By Chaz Muth
Catholic News Service
NEW YORK — Songwriter Bob Dylan wrote his celebrated anthem “The Times They Are a-Changin’” in 1963 and though it was penned as a hymn to the civil rights and anti-war movements of the era, it could also speak to the changing culture reflected in motion pictures.
The movies in the middle of the 20th century began to mirror a society in the United States that was grappling with the sexual revolution, racial tensions and a younger generation increasingly at odds with the authority of the nation’s leaders.
This presented challenges to the U.S. bishops’ Catholic film office — the National Legion of Decency — which up until the 1950s and 1960s had wielded a tremendous amount of power with Hollywood film studio chiefs.
The legion had — in large part — been able to keep the studios from releasing content it deemed morally unacceptable for decades, but the times were indeed changing and so was the public’s idea of what was moral.
Faced with a changing social landscape, as early as the 1950s, the Catholic film office began to give broader consideration to the artistic value of films that depicted topics and used language that might have earned a condemned classification in the past, said Frank Frost.
Frost was a founder of the U.S. membership affiliate of the International Catholic Organization for Cinema, now Signis, and a movie critic for the National Catholic Office for Motion Pictures, known as NCOMP, from 1964 to 1971. NCOMP was the legion’s successor organization.
“In the 1950s, you could see the Legion of Decency losing ground and it had to make some concessions,” said Bernard F. Dick, a renowned film scholar and author who worked as a movie reviewer for NCOMP from 1967 to 1981.
“I don’t think they quite knew what to do with ‘A Streetcar Named Desire,’” Dick told Catholic News Service during an August interview at his home in Teaneck, New Jersey, referring to the 1951 film adapted from Tennessee Williams’ Pulitzer Prize-winning play. “They realized it was too important a work to give it a ‘C (Condemned) rating.’”
In 1957, Pope Pius XII issued his encyclical “Miranda Prorsus,” which called for a more positive engagement with mass media, and in the years leading up to the Second Vatican Council in the 1960s, there were changes in the Catholic outlook on contemporary society and how life was depicted in motion pictures, said John Mulderig, assistant director for media reviews for CNS.
“That’s what really laid the groundwork for a sense that the legion was too cut and dry in its assessments, too negative in its approach,” Mulderig said. “That a more nuanced and perhaps a more positive engagement with Hollywood needed to prevail.”
There had been a sense from the Catholic laity that the church needed to embrace some of the cultural change happening in the 1960s and the Catholic leadership began to respond to that, said Russell Shaw, a writer with the Catholic press who served from 1969 to 1987 as secretary of public affairs for what was then known as the National Conference of Catholic Bishops and U.S. Catholic Conference.
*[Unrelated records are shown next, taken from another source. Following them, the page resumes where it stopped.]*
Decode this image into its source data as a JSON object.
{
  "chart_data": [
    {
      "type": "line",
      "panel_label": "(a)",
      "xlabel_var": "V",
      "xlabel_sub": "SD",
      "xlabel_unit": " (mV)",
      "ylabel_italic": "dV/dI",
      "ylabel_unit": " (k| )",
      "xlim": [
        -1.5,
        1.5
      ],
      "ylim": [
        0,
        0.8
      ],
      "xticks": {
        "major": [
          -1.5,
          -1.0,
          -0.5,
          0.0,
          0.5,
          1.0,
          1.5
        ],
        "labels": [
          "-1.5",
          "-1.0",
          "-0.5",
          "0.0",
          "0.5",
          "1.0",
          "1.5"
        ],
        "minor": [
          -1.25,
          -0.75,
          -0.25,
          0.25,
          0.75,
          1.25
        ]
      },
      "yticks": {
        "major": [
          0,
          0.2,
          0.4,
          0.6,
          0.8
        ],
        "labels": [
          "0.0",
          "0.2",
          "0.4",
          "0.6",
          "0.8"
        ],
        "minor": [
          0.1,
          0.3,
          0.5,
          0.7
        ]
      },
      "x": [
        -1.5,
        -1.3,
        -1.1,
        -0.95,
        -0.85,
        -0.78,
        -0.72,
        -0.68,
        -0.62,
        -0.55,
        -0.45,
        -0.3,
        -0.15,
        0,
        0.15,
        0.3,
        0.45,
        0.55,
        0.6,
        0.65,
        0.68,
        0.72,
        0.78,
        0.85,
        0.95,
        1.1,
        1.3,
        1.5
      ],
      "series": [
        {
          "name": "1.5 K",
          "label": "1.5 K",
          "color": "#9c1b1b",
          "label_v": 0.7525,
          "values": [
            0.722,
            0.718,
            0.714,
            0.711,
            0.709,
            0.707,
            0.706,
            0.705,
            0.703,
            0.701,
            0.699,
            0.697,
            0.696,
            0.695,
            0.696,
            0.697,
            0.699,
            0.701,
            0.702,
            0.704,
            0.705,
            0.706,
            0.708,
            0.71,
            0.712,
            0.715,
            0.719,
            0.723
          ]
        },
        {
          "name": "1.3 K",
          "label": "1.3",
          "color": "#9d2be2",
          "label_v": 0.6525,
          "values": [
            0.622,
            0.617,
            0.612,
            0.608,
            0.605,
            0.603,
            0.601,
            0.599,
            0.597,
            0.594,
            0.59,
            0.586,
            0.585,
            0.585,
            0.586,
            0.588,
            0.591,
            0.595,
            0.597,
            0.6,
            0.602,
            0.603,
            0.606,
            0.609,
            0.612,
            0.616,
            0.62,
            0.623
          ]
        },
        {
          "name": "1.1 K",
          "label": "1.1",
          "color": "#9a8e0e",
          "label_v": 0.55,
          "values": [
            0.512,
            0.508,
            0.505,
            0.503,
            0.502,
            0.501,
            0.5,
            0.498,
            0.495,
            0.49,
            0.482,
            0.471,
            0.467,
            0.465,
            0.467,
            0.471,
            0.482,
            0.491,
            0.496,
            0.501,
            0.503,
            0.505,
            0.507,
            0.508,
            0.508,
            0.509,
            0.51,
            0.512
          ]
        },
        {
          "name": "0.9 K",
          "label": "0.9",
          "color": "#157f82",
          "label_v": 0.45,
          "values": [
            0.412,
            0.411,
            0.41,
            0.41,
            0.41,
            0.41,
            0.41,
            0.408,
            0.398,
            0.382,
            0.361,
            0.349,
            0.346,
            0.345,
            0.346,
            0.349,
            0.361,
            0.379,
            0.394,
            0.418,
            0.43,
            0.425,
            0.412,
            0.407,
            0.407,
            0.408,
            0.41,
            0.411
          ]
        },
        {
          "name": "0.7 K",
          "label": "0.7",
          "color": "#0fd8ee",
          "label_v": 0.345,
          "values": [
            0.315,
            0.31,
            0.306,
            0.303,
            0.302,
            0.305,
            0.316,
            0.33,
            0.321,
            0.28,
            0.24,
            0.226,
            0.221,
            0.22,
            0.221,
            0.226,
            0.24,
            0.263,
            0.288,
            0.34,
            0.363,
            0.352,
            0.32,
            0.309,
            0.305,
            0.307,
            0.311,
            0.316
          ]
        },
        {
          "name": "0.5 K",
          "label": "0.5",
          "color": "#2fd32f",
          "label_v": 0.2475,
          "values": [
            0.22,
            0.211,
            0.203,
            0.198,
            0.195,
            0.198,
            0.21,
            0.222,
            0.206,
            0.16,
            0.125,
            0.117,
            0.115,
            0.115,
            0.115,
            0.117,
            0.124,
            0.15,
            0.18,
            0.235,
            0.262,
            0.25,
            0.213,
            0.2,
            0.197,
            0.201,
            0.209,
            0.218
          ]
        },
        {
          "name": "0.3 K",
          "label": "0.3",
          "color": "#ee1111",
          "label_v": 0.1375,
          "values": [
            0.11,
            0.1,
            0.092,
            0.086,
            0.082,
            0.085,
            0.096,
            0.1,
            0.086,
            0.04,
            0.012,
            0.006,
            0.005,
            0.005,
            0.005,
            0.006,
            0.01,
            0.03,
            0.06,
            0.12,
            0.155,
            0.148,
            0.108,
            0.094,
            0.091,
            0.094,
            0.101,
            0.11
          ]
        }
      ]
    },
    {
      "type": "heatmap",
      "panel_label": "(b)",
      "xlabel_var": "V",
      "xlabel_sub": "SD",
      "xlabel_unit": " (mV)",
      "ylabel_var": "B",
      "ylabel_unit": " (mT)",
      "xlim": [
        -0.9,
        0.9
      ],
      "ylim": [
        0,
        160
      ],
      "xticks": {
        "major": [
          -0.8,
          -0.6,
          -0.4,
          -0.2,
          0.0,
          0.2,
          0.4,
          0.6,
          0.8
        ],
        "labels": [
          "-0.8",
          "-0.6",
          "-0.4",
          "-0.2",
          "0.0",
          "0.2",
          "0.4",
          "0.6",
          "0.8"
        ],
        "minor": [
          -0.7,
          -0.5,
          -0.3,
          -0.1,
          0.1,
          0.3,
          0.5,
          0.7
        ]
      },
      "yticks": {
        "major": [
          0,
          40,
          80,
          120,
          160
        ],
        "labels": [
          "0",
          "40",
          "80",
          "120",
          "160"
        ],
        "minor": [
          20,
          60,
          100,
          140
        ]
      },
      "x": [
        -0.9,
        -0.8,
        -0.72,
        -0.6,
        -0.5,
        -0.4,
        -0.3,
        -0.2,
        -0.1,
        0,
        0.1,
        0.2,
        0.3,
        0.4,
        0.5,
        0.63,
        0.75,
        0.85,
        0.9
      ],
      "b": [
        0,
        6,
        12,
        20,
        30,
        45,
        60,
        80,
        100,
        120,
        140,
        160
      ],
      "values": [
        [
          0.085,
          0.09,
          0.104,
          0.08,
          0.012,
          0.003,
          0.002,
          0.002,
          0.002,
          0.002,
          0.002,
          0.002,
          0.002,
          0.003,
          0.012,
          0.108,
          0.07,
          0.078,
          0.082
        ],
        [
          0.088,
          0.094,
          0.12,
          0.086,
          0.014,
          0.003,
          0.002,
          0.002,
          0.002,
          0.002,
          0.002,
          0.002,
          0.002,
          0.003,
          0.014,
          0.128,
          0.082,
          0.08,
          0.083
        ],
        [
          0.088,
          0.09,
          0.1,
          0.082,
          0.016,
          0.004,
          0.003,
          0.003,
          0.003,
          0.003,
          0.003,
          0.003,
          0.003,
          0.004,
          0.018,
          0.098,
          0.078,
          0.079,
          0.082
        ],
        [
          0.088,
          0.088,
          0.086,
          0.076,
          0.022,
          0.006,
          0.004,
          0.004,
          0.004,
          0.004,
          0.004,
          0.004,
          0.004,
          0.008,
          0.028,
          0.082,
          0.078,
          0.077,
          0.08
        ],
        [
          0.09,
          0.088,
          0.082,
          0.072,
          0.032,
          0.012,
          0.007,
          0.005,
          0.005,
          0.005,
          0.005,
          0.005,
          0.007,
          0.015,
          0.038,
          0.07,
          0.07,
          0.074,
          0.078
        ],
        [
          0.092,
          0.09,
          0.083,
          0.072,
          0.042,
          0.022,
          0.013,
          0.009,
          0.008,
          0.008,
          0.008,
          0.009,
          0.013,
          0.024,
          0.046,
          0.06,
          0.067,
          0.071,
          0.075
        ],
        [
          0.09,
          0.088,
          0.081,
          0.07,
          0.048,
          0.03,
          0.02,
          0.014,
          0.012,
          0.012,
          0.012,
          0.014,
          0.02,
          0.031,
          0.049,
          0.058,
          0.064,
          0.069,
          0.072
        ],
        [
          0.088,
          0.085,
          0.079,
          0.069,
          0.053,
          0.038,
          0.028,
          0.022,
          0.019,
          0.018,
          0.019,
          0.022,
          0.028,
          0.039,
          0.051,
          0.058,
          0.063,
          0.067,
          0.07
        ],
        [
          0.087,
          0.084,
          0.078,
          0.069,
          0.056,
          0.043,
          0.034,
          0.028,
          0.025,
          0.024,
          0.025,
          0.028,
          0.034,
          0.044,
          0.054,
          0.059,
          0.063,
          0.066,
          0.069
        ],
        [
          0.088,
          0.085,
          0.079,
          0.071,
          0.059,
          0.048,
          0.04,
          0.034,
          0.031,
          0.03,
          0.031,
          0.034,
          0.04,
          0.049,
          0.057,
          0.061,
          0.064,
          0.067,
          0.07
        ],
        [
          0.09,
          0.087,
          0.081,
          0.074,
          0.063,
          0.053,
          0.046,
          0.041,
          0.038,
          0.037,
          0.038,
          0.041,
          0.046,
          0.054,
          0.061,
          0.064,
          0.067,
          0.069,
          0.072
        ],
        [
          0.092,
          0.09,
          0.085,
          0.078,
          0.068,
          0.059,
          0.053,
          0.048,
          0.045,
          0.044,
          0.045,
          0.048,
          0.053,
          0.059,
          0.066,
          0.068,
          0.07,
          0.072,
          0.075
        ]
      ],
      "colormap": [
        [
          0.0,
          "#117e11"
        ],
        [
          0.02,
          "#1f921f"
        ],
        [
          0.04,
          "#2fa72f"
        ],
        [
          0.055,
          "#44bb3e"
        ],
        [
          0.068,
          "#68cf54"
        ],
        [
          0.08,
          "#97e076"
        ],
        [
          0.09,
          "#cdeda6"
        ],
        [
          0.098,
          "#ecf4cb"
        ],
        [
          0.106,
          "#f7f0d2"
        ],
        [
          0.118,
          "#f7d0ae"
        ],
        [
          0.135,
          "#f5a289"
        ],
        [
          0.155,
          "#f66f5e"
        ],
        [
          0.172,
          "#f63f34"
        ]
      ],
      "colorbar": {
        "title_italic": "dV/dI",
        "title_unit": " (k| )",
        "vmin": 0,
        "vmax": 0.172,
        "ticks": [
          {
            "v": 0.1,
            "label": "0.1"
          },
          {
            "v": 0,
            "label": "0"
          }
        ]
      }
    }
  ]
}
For an institution that critics frequently say doesn’t move in days, weeks or years — but in centuries — U.S. Catholic leaders made relatively swift changes to how their film office looked at the movies.
The first order of business was to change the name in 1965 from the rather militant sounding National Legion of Decency to the more neutral sounding National Catholic Office for Motion Pictures, Mulderig said.
In addition to assessing the moral content of films, the newly named NCOMP also began to review the movies to evaluate their artistic and cinematic value, something that the Legion of Decency had purposely avoided, he said.
“The new approach, the critical approach to motion pictures, was interesting and helpful,” Shaw said, “probably to more educated, more sophisticated consumers of NCOMP’s movie reviews.”
Like the legion, NCOMP published a newsletter with the movie reviews and classifications for its subscribers and CNS continued to offer them to its clients for reprinting in Catholic newspapers and magazines, Mulderig said.
The new approach was led by Jesuit Father Patrick J. Sullivan, who served as the director of NCOMP, and Henry Herx, who reviewed more than 10,000 films before he retired in 1999.
Herx, who had helped establish the Chicago Center for Film Study in 1962, took a different approach as a film critic, and during his time at NCOMP, he reclassified hundreds of films from the days of the legion, which had attempted to purify the cinema, Frost said.
“Henry really set a new standard and he was given the green light by Father Pat Sullivan,” he said. “The transition from the legion to NCOMP was really kind of revolutionary in the Catholic world.”
Some of the classification names were changed too, such as the “C (Condemned) rating” that became the less judgmental sounding “O (Morally Offensive) classification.”
Grittier movies that might have been condemned by the Catholic film office a decade earlier, such as 1966’s “Who’s Afraid of Virginia Woolf?” and 1969’s “Midnight Cowboy,” were given the new classification of A-IV (Adults, with reservations), Frost said.
“These movies were dealing with real-life issues, dilemmas, in a creative and artistic way,” Dick said. “Yes, the language was harsh. Yes, some of the scenes were suggestive, but there was a price to pay for their lifestyle, so, there was a moral to these stories.”